The sharing economy: Sharing and the city

Phuah Eng Chye (25 November 2018)

Nestor M. Davidson and John J. Infranca highlights that the intriguing dynamics between sharing activities and cities is an under-appreciated aspect of regulating sharing platforms. “Unlike earlier generations of information or technology-based enterprises, sharing enterprises rely on a critical mass of providers and consumers who are sufficiently close to each other or to other amenities to make their platforms work, often finding value in the very fact of the beneficial spillovers from proximity. These conditions foster the ability to rent spare bedrooms, take on additional riders on a commute, or offer spot labor and niche services.”

Hence, the “dense urban geography creates inefficiencies and challenges but also opportunities, and it is the very scale, proximity, amenities, and specialization that mark city life that enable sharing economy firms to flourish.” Hence, “the rapid growth of sharing economy companies is due in substantial part to the innovative solutions they provide to recurring frustrations of city life.”

The important insight from Nestor M. Davidson and John J. Infranca is that the sharing economy is “firmly rooted in urban geography, with a flow of information through technology that remains highly dependent upon the spatial dimensions of the market relationships it facilitates. As such, the sharing economy is an entirely new type of information network, one that remains profoundly place-based.”

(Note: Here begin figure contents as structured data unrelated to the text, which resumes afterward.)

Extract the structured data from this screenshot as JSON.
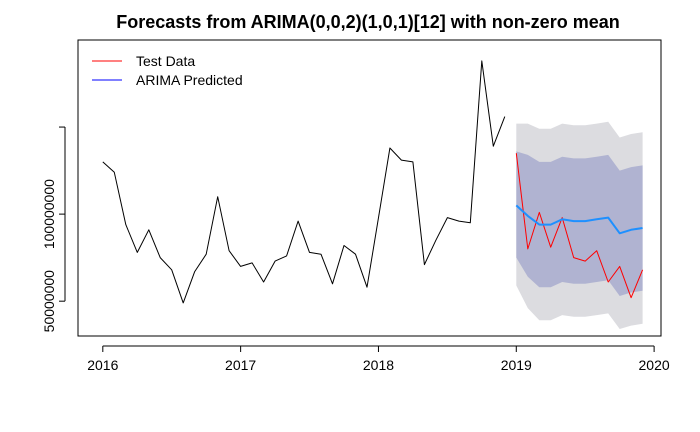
{
  "chart_data": {
    "type": "line",
    "title": "Forecasts from ARIMA(0,0,2)(1,0,1)[12] with non-zero mean",
    "xlabel": "",
    "ylabel": "",
    "xlim": [
      2015.82,
      2020.05
    ],
    "ylim": [
      30000000,
      200000000
    ],
    "x_ticks": [
      {
        "value": 2016,
        "label": "2016"
      },
      {
        "value": 2017,
        "label": "2017"
      },
      {
        "value": 2018,
        "label": "2018"
      },
      {
        "value": 2019,
        "label": "2019"
      },
      {
        "value": 2020,
        "label": "2020"
      }
    ],
    "y_ticks": [
      {
        "value": 50000000,
        "label": "50000000"
      },
      {
        "value": 100000000,
        "label": "100000000"
      },
      {
        "value": 150000000,
        "label": ""
      }
    ],
    "legend": {
      "position": "top-left",
      "entries": [
        {
          "label": "Test Data",
          "color": "#ff0000"
        },
        {
          "label": "ARIMA Predicted",
          "color": "#0000ff"
        }
      ]
    },
    "history": {
      "color": "#000000",
      "start": 2016,
      "step": 0.0833333,
      "values": [
        130000000,
        124000000,
        94000000,
        78000000,
        91000000,
        75000000,
        68000000,
        49000000,
        67000000,
        77000000,
        110000000,
        79000000,
        70000000,
        72000000,
        61000000,
        73000000,
        76000000,
        96000000,
        78000000,
        77000000,
        60000000,
        82000000,
        77000000,
        58000000,
        98000000,
        138000000,
        131000000,
        130000000,
        71000000,
        85000000,
        98000000,
        96000000,
        95000000,
        188000000,
        139000000,
        156000000
      ]
    },
    "test_data": {
      "name": "Test Data",
      "color": "#ff0000",
      "start": 2019,
      "step": 0.0833333,
      "values": [
        135000000,
        80000000,
        101000000,
        81000000,
        98000000,
        75000000,
        73000000,
        79000000,
        61000000,
        70000000,
        52000000,
        68000000
      ]
    },
    "forecast": {
      "name": "ARIMA Predicted",
      "color": "#1e90ff",
      "start": 2019,
      "step": 0.0833333,
      "values": [
        105000000,
        99000000,
        94000000,
        94000000,
        97000000,
        96000000,
        96000000,
        97000000,
        98000000,
        89000000,
        91000000,
        92000000
      ],
      "lo80": [
        75000000,
        64000000,
        58000000,
        58000000,
        61000000,
        60000000,
        60000000,
        61000000,
        62000000,
        53000000,
        55000000,
        56000000
      ],
      "hi80": [
        136000000,
        134000000,
        130000000,
        130000000,
        133000000,
        132000000,
        132000000,
        133000000,
        134000000,
        125000000,
        127000000,
        128000000
      ],
      "lo95": [
        59000000,
        46000000,
        39000000,
        39000000,
        42000000,
        41000000,
        41000000,
        42000000,
        43000000,
        34000000,
        36000000,
        37000000
      ],
      "hi95": [
        152000000,
        152000000,
        149000000,
        149000000,
        152000000,
        151000000,
        151000000,
        152000000,
        153000000,
        144000000,
        146000000,
        147000000
      ],
      "band80_color": "#b0b3d1",
      "band95_color": "#dcdce0"
    }
  }
}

This is reinforced by the “important role that reputational mechanisms and other features of sharing-economy platforms play in overcoming endemic problems of trust.” They emphasise “mass anonymity and the lack of social trust have long been understood as defining aspects of city life, and…sharing-economy reputation tools can be understood as a new technological response – an anonymity workaround, as it were – to this classic urban challenge.” Hence, “the sharing economy’s reputation methods can be reconceptualized as a means to address conditions of mass anonymity particularly associated with urban living.”

There are significant implications for regulation from their analysis. Whereas “the earlier waves of technological innovation primarily faced federal (and international) regulatory scrutiny, sharing enterprises are being shaped by zoning codes, hotel licensing regimes, taxi medallion requirements, insurance mandates, and similar distinctly local legal issues.”

Hence, Nestor M. Davidson and John J. Infranca points out that “as sharing enterprises and local governments confront each other, each side is iterating and adapting amid a rapidly changing landscape of innovation. This distributed clash is not just shaping the sharing economy and local regulatory responses to it. It is also spurring broader changes to the urban environment. We are beginning to see new approaches, for example, to real estate development, land use, and transportation, as the private sector reacts to new configurations of use and ownership.”

In this regard, “the rise of companies like Uber and Airbnb represents a reaction to urban regulatory regimes that exacerbate the frictions of urban life. These regulatory conditions can limit or skew the supply of urban amenities, giving value to the excess capacity that sharing economy firms exploit to fill demand for services like ride sharing and alternative accommodations. As a result – intentionally or not – many sharing economy companies have flourished through a kind of regulatory arbitrage that leverages local regulatory challenges.”

This has generally pit the sharing platforms against the local governments and industry incumbents. As a backstop to support its aggressive strategies, the sharing platforms have sought “to rapidly establish a base of both consumers and providers who are invested in the given model and then to use that base to push the political discourse.” The conflicts between the sharing platforms and “city governments across the country are not only setting the terms of the sharing economy, but also are changing the nature of local government regulation in three key ways”.

Nestor M. Davidson and John J. Infranca point out that first, “it is compelling local governments to more clearly articulate and justify their regulatory objectives. Participation in the sharing economy makes certain forms of local regulation more visible and salient.” Second, local governments are seeking access to the substantial data owned by sharing platforms – “through either voluntary partnerships or legal action.” Third, the sharing economy is “having spillover effects that will lead to heightened expectations of transparency for local government regulation more generally.”

Hence, Nestor M. Davidson and John J. Infranca conclude that “understanding the sharing economy as an urban phenomenon highlights how the sector is altering not just the urban landscape and the social experience of living in cities but also how individuals interact with local government and the political economy more generally. It also reveals the need for a new, holistic approach to regulating the sharing economy at the local level that accounts for how deeply entwined the sector is with urban space and city life.”

Nestor M. Davidson and John J. Infranca’s insights are significant for shaping policy choices in the future. The sharing of information and crowding into cities are reinforcing. Sharing expands the production of information and participation in response to the information challenges of modularity, autonomy, information asymmetry and transience. This also suggests that the regulatory challenges posed by sharing are more effectively addressed at the local rather than federal level. This suggests that policies should be oriented towards promoting greater decentralisation of decision-making and information transparency to foster higher levels of self-organisation.